Texte écrit par Beñat Oyharçabal, 2013

Présentation

La plupart des manuscrits se présentent sous la forme de fascicules ou cahiers, c’est-à-dire de feuilles doubles, pliées ensemble, et grossièrement cousues de fil. Pour les formats les plus petits, les fascicules sont regroupés et brochés. Le papier le plus ancien est assez épais, et lorsque les manuscrits ont été conservés dans leur entièreté, ils sont lisibles bien qu'écrits sur les deux faces de chaque feuille.

Le plus souvent le papier est utilisé dans sa totalité, c'est-à-dire en recto-verso et sans aucune marge. Dans le cas le plus commun, sur chaque feuillet figurent deux colonnes de versets (bertset en basque dans le lexique des pastoraliers) écrits généralement sous forme de strophes de quatre lignes avec assonance sur la deuxième et la quatrième, rarement sur deux lignes, en distiques (de rares manuscrits associent les deux modes de disposition). Les strophes sont séparées par un simple trait, et le texte est donc continu. Les vers ne sont pas mesurés et chaque ligne de verset peut être longue (jusqu'à 15 syllabes) ou courte (5 syllabes).

La seule contrainte formelle était donc l'assonance sur les deux lignes paires des versets. Cette irrégularité dans la mesure n'était pas la conséquence de quelque maladresse, mais inhérente au genre dans la tradition.

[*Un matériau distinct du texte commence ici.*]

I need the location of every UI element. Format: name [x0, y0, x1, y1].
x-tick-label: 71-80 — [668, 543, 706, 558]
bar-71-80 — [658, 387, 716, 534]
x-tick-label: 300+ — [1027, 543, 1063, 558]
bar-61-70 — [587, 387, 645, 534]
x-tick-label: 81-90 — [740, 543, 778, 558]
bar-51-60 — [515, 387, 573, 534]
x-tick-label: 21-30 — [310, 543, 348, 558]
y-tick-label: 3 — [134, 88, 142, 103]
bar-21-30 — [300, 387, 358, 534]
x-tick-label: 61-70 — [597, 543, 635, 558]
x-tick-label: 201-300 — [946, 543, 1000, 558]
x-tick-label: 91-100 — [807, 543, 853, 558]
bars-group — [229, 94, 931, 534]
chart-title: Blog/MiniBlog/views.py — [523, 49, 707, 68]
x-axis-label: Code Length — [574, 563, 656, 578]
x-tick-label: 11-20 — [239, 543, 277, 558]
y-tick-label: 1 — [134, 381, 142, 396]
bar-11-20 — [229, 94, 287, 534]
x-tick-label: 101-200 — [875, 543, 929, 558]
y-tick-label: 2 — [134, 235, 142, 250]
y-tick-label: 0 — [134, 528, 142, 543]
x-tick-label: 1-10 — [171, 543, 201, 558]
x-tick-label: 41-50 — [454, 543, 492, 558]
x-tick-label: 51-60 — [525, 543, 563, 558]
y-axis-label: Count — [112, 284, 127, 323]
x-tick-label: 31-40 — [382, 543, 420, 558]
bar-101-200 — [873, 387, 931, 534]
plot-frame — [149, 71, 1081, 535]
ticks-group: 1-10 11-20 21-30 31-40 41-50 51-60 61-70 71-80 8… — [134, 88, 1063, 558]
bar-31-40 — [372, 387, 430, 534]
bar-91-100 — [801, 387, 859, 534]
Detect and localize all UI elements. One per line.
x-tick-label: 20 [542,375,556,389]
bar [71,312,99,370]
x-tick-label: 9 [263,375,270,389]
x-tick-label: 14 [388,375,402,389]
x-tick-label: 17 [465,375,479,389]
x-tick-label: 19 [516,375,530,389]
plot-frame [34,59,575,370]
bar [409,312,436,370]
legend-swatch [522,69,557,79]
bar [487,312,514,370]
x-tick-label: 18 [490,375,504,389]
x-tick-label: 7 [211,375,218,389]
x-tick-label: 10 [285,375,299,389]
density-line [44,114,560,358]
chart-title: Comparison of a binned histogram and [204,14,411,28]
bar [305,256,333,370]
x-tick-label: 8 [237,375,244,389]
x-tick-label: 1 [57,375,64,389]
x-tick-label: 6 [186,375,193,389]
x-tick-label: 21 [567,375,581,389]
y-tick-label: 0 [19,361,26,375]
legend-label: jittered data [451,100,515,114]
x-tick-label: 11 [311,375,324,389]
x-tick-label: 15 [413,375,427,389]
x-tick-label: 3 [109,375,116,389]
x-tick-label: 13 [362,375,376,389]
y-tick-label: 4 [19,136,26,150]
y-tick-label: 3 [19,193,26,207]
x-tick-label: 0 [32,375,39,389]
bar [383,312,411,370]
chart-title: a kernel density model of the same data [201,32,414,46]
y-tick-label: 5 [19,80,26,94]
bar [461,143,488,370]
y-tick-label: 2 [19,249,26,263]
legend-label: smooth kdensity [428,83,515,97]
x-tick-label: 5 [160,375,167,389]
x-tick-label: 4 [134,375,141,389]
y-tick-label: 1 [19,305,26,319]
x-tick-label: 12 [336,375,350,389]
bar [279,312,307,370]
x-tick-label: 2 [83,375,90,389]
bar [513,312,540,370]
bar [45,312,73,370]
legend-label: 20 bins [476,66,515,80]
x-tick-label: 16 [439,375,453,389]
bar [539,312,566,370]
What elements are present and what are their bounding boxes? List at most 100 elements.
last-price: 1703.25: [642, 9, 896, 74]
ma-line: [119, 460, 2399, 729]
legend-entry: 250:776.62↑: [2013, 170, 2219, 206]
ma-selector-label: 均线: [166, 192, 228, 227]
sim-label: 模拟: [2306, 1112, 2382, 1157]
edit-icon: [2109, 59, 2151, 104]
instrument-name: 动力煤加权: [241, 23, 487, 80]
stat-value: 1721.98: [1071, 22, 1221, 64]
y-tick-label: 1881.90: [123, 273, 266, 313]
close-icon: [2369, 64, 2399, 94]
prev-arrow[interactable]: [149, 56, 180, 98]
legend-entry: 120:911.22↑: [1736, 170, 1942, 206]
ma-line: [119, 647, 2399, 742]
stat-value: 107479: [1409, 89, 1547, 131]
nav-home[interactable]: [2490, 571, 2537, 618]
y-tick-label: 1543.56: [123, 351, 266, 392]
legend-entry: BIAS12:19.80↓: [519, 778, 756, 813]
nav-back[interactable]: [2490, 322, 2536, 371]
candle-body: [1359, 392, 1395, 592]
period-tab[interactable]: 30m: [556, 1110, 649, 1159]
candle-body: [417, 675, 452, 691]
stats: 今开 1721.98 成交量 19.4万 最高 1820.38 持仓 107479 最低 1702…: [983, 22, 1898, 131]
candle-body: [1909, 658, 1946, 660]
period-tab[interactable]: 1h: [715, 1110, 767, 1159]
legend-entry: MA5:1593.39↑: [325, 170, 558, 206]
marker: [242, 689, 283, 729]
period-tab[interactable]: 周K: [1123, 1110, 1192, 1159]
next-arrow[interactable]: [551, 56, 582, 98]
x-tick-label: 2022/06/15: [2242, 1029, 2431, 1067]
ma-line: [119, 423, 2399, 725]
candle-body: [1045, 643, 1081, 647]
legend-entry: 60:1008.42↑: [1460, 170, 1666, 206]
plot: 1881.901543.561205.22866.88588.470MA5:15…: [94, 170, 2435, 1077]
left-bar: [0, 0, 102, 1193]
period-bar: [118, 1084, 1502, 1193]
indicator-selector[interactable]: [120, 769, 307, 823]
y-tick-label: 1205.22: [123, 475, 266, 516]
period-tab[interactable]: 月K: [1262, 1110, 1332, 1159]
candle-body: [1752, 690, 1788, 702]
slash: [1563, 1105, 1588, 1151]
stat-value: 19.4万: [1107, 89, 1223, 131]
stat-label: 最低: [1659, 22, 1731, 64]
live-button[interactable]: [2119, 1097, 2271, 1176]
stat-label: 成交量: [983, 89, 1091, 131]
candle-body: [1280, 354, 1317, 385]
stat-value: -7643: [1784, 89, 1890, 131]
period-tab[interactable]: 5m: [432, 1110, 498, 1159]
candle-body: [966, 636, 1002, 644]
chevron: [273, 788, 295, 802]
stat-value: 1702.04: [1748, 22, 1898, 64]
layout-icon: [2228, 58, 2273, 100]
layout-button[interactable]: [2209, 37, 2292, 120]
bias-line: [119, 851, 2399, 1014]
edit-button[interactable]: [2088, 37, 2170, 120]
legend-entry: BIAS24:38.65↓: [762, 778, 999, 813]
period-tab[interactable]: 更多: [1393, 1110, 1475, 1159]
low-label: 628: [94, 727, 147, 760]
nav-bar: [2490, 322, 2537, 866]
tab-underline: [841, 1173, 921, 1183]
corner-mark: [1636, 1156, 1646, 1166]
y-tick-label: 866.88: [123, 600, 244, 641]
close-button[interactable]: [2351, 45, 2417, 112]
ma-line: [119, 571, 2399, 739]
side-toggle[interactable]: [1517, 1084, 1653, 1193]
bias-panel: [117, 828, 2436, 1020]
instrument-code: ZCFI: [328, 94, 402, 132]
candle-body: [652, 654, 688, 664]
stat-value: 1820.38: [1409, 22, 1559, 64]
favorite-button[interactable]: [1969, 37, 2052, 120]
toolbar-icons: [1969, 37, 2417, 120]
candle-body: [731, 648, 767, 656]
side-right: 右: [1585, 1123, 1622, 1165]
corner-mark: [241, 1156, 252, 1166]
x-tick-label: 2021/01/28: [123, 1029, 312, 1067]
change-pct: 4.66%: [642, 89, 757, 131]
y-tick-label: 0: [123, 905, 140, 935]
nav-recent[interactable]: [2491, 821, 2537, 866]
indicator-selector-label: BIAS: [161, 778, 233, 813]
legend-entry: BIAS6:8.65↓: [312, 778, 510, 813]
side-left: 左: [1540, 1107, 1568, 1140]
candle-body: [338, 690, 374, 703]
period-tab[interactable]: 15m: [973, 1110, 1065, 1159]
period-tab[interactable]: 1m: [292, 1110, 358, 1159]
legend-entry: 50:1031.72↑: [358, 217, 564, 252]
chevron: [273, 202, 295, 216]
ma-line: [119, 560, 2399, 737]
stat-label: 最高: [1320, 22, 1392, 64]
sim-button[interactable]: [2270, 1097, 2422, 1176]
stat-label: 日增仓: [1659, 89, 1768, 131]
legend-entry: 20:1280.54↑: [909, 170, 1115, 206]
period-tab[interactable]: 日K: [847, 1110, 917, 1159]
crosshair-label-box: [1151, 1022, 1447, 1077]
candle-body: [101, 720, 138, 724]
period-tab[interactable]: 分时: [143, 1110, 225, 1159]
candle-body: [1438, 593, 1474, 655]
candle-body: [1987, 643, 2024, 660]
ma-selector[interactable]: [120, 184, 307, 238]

La disposition en versets correspondait au mode de déclamation, lequel, comme on le sait, est fixe et suit un patron constitué de quatre périodes musicales, avec un patron pour la pastorale proprement dite, et deux autres, distincts, pour les prologues et les anges.

La syntaxe des textes se conformait à cette structure, ce qui était une obligation eu égard à l'effort demandé aux acteurs, comme aux spectateurs. Aussi, bien que les textes de pastorales anciennes ne fussent pas ponctués, et qu'ils fussent chantés suivant une même mélodie, cela ne créait pas de difficultés particulières quant à leur leur mémorisation ou leur compréhension.

Didascalies

Il arrive que dans certains des manuscrits les plus anciens, les indications scéniques soient écrites en rouge, suivant en cela le vieil usage des rubriques connu en Europe dans les écrits anciens. C'est le cas du manuscrit de Bassagaix, ou de la pastorale de La destruction de Jérusalem. En raison des mauvaises conditions de conservation, il n'est pas rare que les bords des feuilles des cahiers soient endommagés, et il est également fréquent que l'absence de véritable reliure ait eu pour conséquence la perte de feuilles en début ou en fin de cahier. Ceci est important, car dans nombre de cas, les manuscrits qui nous sont parvenus et auxquels il manque, en partie ou dans sa totalité, la dernière feuille, ne peuvent être datés avec précision, puisque la mention indiquant la date et le lieu de la représentation, et le nom du régent, figurait généralement dans cette page.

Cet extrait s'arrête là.